Rows aggregate by lane + span/shader name across origin groups, so one kernel does not split into many rows merely because it was dispatched from several CPU stacks. Columns are total target time, invocation count, average duration, max duration, lane kind, lane name, and span/shader name.

stax annotate

Disassemble and annotate one function from the current run. See Inspecting a Run.

text

stax annotate <TARGET> [OPTIONS]

flag / arg	type	default	meaning
`<TARGET>`	positional `String`	(required)	hex address (`0x10004ad60`) or a substring of a demangled name
`--run <RUN_ID>`	`u64`	(none)	query a run without changing selected query state
`--tid <TID>`	`u32`	(none)	restrict to one thread; default is all threads

A name substring is matched case-insensitively against the run's top-256 leaf-self functions; the hottest match wins.

stax diagnose

Dump stax-server diagnostics, including target-span ingest counters (batches, recorded/dropped spans, lane totals, origin link/unlink counts, unlinked-origin reasons, PET origin-distance min/avg/max, typed target metadata record counts, and stax-target local queue drops).
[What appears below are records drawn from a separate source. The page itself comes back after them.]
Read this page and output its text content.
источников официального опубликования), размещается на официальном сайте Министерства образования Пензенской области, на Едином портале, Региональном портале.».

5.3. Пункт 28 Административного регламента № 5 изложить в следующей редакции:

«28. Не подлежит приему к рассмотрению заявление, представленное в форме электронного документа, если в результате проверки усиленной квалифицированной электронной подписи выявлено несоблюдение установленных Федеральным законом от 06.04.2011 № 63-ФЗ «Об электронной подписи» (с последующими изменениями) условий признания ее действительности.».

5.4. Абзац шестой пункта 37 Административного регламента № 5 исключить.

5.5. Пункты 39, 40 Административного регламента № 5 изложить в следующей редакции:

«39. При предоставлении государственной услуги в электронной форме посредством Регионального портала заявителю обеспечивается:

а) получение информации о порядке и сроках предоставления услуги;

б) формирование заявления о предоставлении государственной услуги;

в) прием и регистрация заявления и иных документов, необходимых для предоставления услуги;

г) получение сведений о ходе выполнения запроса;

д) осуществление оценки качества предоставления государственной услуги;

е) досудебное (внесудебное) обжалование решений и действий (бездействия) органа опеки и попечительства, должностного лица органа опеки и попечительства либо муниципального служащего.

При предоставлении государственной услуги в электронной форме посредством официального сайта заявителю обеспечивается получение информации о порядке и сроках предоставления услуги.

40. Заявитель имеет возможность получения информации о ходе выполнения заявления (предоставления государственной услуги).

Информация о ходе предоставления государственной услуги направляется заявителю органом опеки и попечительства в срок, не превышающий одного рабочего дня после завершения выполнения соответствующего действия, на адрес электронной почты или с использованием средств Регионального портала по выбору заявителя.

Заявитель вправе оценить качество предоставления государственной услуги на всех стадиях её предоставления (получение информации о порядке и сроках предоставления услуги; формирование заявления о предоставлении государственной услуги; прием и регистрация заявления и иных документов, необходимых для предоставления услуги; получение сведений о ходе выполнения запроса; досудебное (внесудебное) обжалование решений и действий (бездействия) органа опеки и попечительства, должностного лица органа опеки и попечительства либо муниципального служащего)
It also prints target-ingest hints for missing batches, invalid span durations, missing origins, origins that failed to link, metadata records that arrive without executable spans, missing source/shader pairing, counter definitions without samples, batches that arrived with no active run, batches from the wrong pid, and target-side queue-full / worker-disconnected drops. See Troubleshooting.

text

stax diagnose [OPTIONS]

flag	type	default	meaning
`--run <RUN_ID>`	`u64`	(none)	query a run without changing selected query state

stax dump

Ask every running stax process (staxd, stax-server, stax) to write a SIGUSR1 telemetry/debug snapshot into unified logging. Takes no options. See Troubleshooting.